Qual é a sua visão sobre as autarquias em Angola?

Apraz-me dizer que, por ser um imperativo constitucional, as autarquias já deviam ter sido institucionalizadas. Se quisermos fazer história, veremos que, como membros dos PALOP, somos os únicos que até ao momento não nos dignamos a dar sequer um passo nesse sentido, o que representa uma grande lacuna na nossa governação. Acredito, tal como os entendidos na matéria, que um aprofundamento da democracia e da liderança participativa a nível local poderia contribuir para o crescimento e desenvolvimento sustentável pretendido, tendo como o fim último o bem-estar social das populações. Sobre esse facto, temos tido exemplos gritantes de situações que ocorrem nos municípios, a exemplo de Luanda, onde há as administrações que não conseguem resolver problemas básicos das populações, tais como: o fornecimento de água potável e o saneamento básico (a recolha de resíduos sólidos), tudo devido a uma governação demasiadamente centralizada. No contexto actual, as autarquias constituem condição imprescindível para um desenvolvimento harmonioso em todo o espaço nacional.

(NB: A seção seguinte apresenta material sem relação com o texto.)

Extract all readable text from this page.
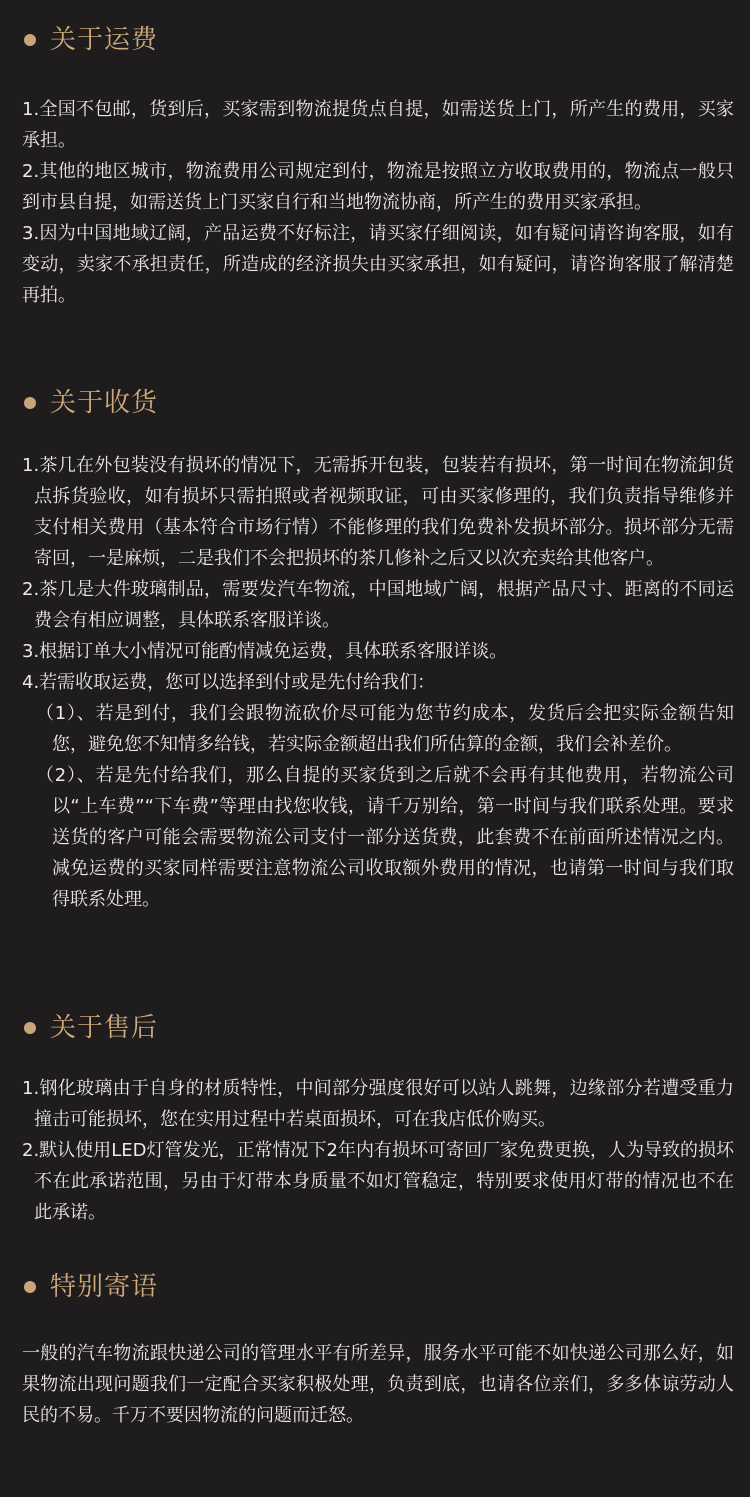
关于运费

1.全国不包邮，货到后，买家需到物流提货点自提，如需送货上门，所产生的费用，买家承担。

2.其他的地区城市，物流费用公司规定到付，物流是按照立方收取费用的，物流点一般只到市县自提，如需送货上门买家自行和当地物流协商，所产生的费用买家承担。

3.因为中国地域辽阔，产品运费不好标注，请买家仔细阅读，如有疑问请咨询客服，如有变动，卖家不承担责任，所造成的经济损失由买家承担，如有疑问，请咨询客服了解清楚再拍。

关于收货

1.茶几在外包装没有损坏的情况下，无需拆开包装，包装若有损坏，第一时间在物流卸货点拆货验收，如有损坏只需拍照或者视频取证，可由买家修理的，我们负责指导维修并支付相关费用（基本符合市场行情）不能修理的我们免费补发损坏部分。损坏部分无需寄回，一是麻烦，二是我们不会把损坏的茶几修补之后又以次充卖给其他客户。

2.茶几是大件玻璃制品，需要发汽车物流，中国地域广阔，根据产品尺寸、距离的不同运费会有相应调整，具体联系客服详谈。

3.根据订单大小情况可能酌情减免运费，具体联系客服详谈。

4.若需收取运费，您可以选择到付或是先付给我们：

（1）、若是到付，我们会跟物流砍价尽可能为您节约成本，发货后会把实际金额告知您，避免您不知情多给钱，若实际金额超出我们所估算的金额，我们会补差价。

（2）、若是先付给我们，那么自提的买家货到之后就不会再有其他费用，若物流公司以“上车费”“下车费”等理由找您收钱，请千万别给，第一时间与我们联系处理。要求送货的客户可能会需要物流公司支付一部分送货费，此套费不在前面所述情况之内。减免运费的买家同样需要注意物流公司收取额外费用的情况，也请第一时间与我们取得联系处理。

关于售后

1.钢化玻璃由于自身的材质特性，中间部分强度很好可以站人跳舞，边缘部分若遭受重力撞击可能损坏，您在实用过程中若桌面损坏，可在我店低价购买。

2.默认使用LED灯管发光，正常情况下2年内有损坏可寄回厂家免费更换，人为导致的损坏不在此承诺范围，另由于灯带本身质量不如灯管稳定，特别要求使用灯带的情况也不在此承诺。

特别寄语

一般的汽车物流跟快递公司的管理水平有所差异，服务水平可能不如快递公司那么好，如果物流出现问题我们一定配合买家积极处理，负责到底，也请各位亲们，多多体谅劳动人民的不易。千万不要因物流的问题而迁怒。
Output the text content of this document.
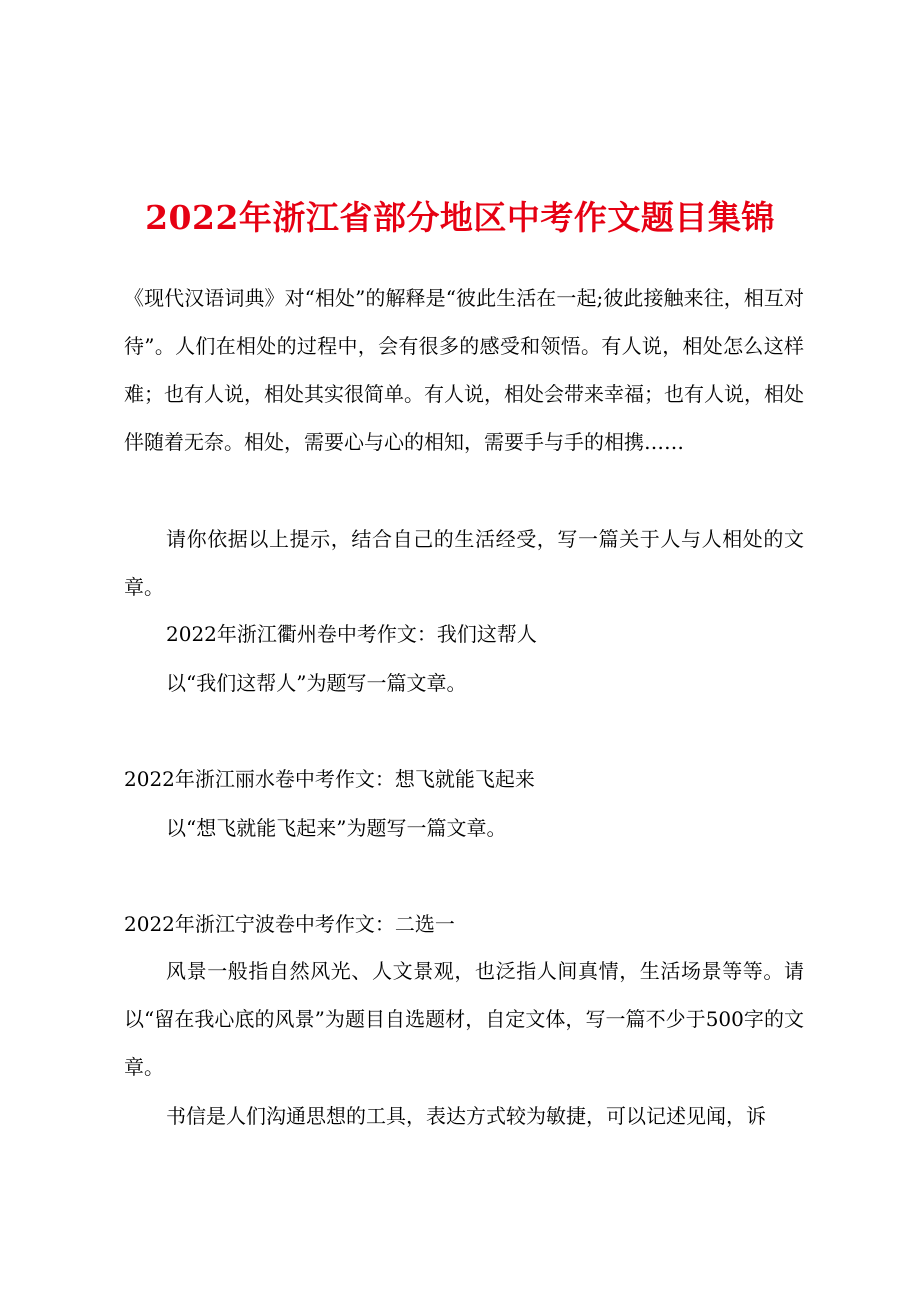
2022年浙江省部分地区中考作文题目集锦

《现代汉语词典》对“相处”的解释是“彼此生活在一起;彼此接触来往，相互对待”。人们在相处的过程中，会有很多的感受和领悟。有人说，相处怎么这样难；也有人说，相处其实很简单。有人说，相处会带来幸福；也有人说，相处伴随着无奈。相处，需要心与心的相知，需要手与手的相携……

请你依据以上提示，结合自己的生活经受，写一篇关于人与人相处的文章。

2022年浙江衢州卷中考作文：我们这帮人

以“我们这帮人”为题写一篇文章。

2022年浙江丽水卷中考作文：想飞就能飞起来

以“想飞就能飞起来”为题写一篇文章。

2022年浙江宁波卷中考作文：二选一

风景一般指自然风光、人文景观，也泛指人间真情，生活场景等等。请以“留在我心底的风景”为题目自选题材，自定文体，写一篇不少于500字的文章。

书信是人们沟通思想的工具，表达方式较为敏捷，可以记述见闻，诉
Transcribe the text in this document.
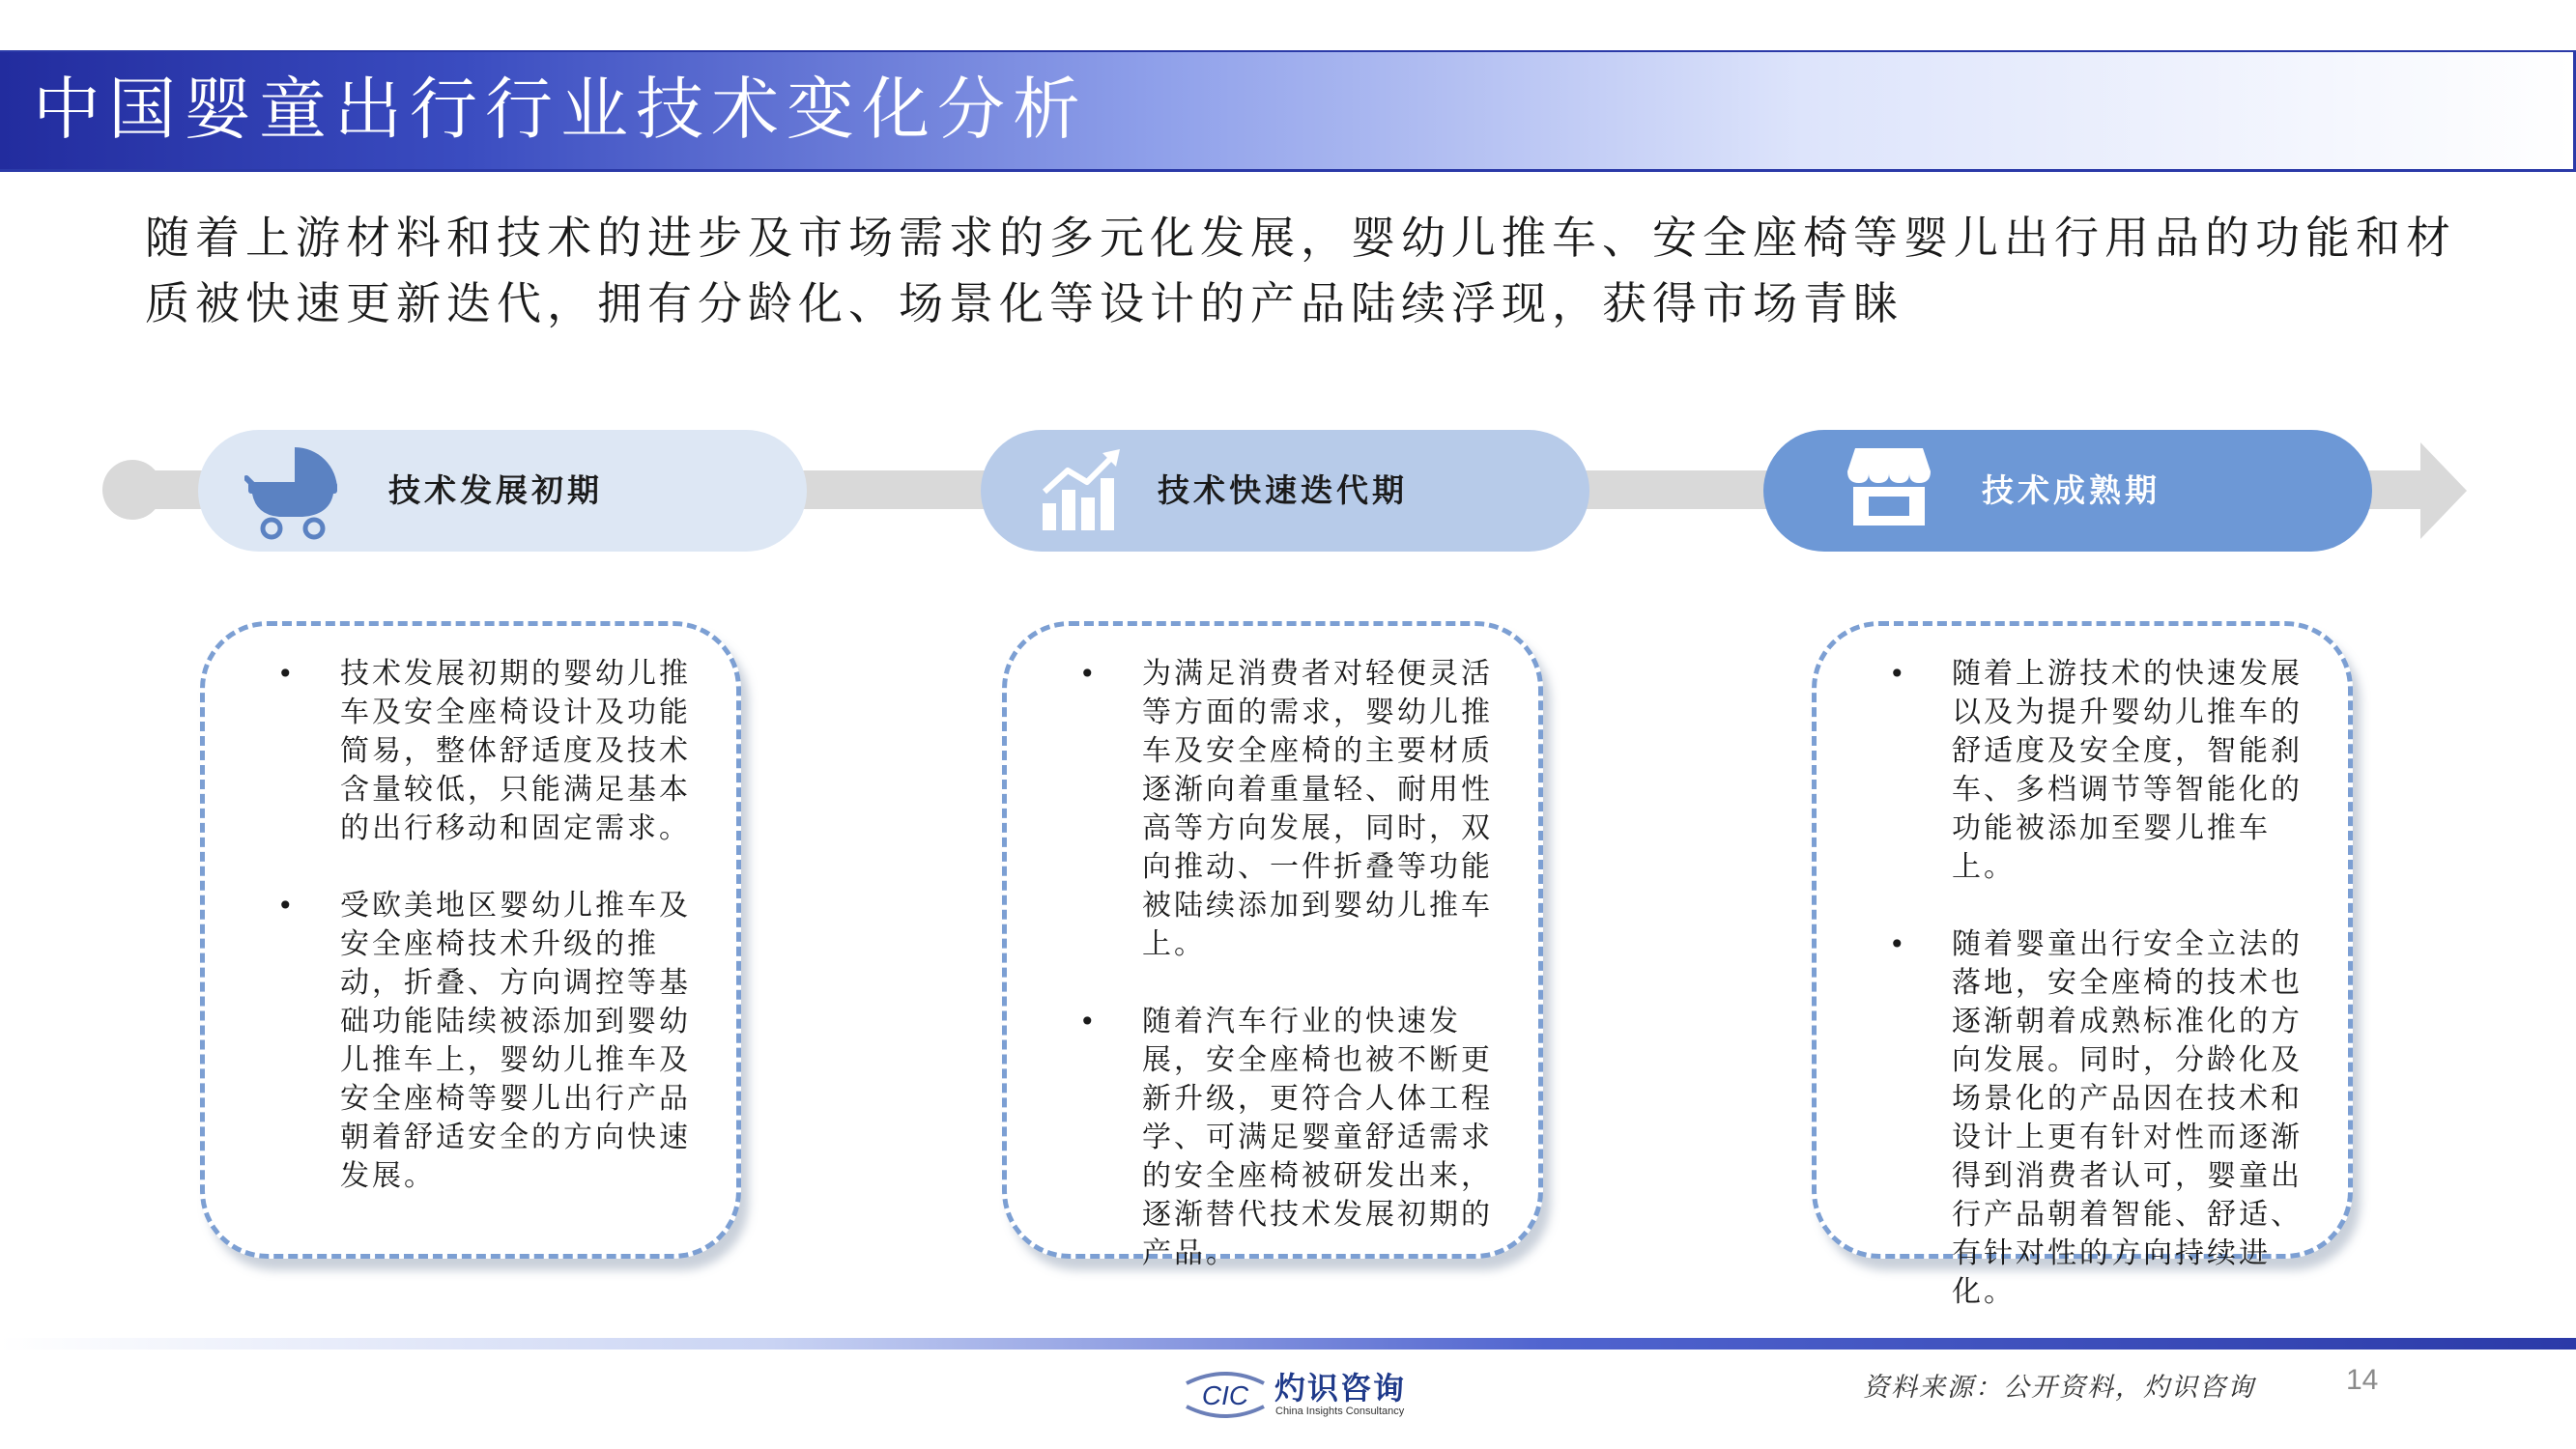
中国婴童出行行业技术变化分析
随着上游材料和技术的进步及市场需求的多元化发展，婴幼儿推车、安全座椅等婴儿出行用品的功能和材质被快速更新迭代，拥有分龄化、场景化等设计的产品陆续浮现，获得市场青睐
技术发展初期	技术快速迭代期	技术成熟期
• 技术发展初期的婴幼儿推车及安全座椅设计及功能简易，整体舒适度及技术含量较低，只能满足基本的出行移动和固定需求。
• 受欧美地区婴幼儿推车及安全座椅技术升级的推动，折叠、方向调控等基础功能陆续被添加到婴幼儿推车上，婴幼儿推车及安全座椅等婴儿出行产品朝着舒适安全的方向快速发展。
• 为满足消费者对轻便灵活等方面的需求，婴幼儿推车及安全座椅的主要材质逐渐向着重量轻、耐用性高等方向发展，同时，双向推动、一件折叠等功能被陆续添加到婴幼儿推车上。
• 随着汽车行业的快速发展，安全座椅也被不断更新升级，更符合人体工程学、可满足婴童舒适需求的安全座椅被研发出来，逐渐替代技术发展初期的产品。
• 随着上游技术的快速发展以及为提升婴幼儿推车的舒适度及安全度，智能刹车、多档调节等智能化的功能被添加至婴儿推车上。
• 随着婴童出行安全立法的落地，安全座椅的技术也逐渐朝着成熟标准化的方向发展。同时，分龄化及场景化的产品因在技术和设计上更有针对性而逐渐得到消费者认可，婴童出行产品朝着智能、舒适、有针对性的方向持续进化。
CIC 灼识咨询
China Insights Consultancy
资料来源：公开资料，灼识咨询	14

A UNITA e o MPLA têm posições divergentes sobre as autarquias?

Sim e não. Sim, pelo facto de até agora não ter havido um grande esforço e impulso da parte do partido maioritário na realização das autarquias locais que, por sinal, já vêm estabelecidas desde a vigência da Lei Constitucional de 1992, talvez por terem medo de perder o controlo administrativo de algumas áreas. Não, porque, até que eu saiba, a legislação sobre o poder autárquico foi aprovada quase que toda por consenso ou unanimidade pelas forças políticas com assento parlamentar, embora ter faltado a lei mais importante, que é a da institucionalização das autarquias locais, que, no nosso entender, deve ser feita em todos os municípios e em simultâneo. Nesse sentido, tal como aconteceu com as outras propostas, o ideal seria agendar essa proposta de lei, (Institucionalização das Autarquias), para que seja objecto de debate no Parlamento. Ocorre-me na memória, e como reflexão interessante, uma passagem de Hugo Schlesinger: "dialogar é construir pontes. Onde há ponte, existe comunicação. E a comunicação é o caminho para a verdadeira compreensão". Portanto, bastava vontade política.

No seu entender, quais são os grandes desafios da UNITA para este ano?

São vários os desafios da UNITA, tendo em conta o momento que o País e o mundo vivem. A situação política do País espera da UNITA uma posição clara sobre a galvanização das forças patrióticas, para a alternância do poder, que é um factor primordial na construção de uma Angola mais inclusiva. Como exemplo de outras bandas onde é possível vencer aqueles que vinham governando por muito tempo, aqui também se aconselha que haja bom-senso, compreensões que priorizem o objectivo principal e inadiável, que permita esta desejável e urgente alternância em Angola. Por aquilo que ocorre diariamente, o País já não tem mais muito tempo a esperar, pelo que se apela à consciência de todo o patriota sobre este facto.

Pode comentar a investigação que alegadamente envolve o ministro da Energia e Águas?

Para ser sincero comigo mesmo e para com os nossos leitores, não gostaria de responder a esta pergunta, personalizando-a, mas, sim, encarando-a num contexto geral. De facto, tenho acompanhado, com alguma atenção e apreensão, as várias denúncias que têm surgido aqui e acolá, dentro ou fora do País, à volta do saque financeiro que o País vem sofrendo. Dá-me a sensação de ter sido uma estratégia falhada do MPLA, de criar uma elite, embora atípica, forte politicamente e abastada economicamente, como forma de se perpetuar no poder, porque essa engenharia toda foi engendrada e materializada sob olhar passivo dos órgãos que velariam ou salvaguardariam os interesses do Estado. O que aconteceu se assemelha com o que dizia o economista e jornalista francês Frederic Bastiat, e passo a citar: "Quando o saque se torna um modo 3 de vida para um grupo de homens, eles criam para si próprios, no decorrer do tempo, um sistema jurídico que os autoriza e um código moral que os glorifica". Portanto, está aí uma das fraquezas de um estado que se preocupa mais em criar dirigentes fortes ao invés de instituições fortes. Entretanto, a demonstração do que o País é hoje está a ser espelhado pelas várias denúncias, tal como o famoso banquete, consórcio de jornalistas, e o Luanda Leaks, cujos culpados são todos que têm à testa o MPLA.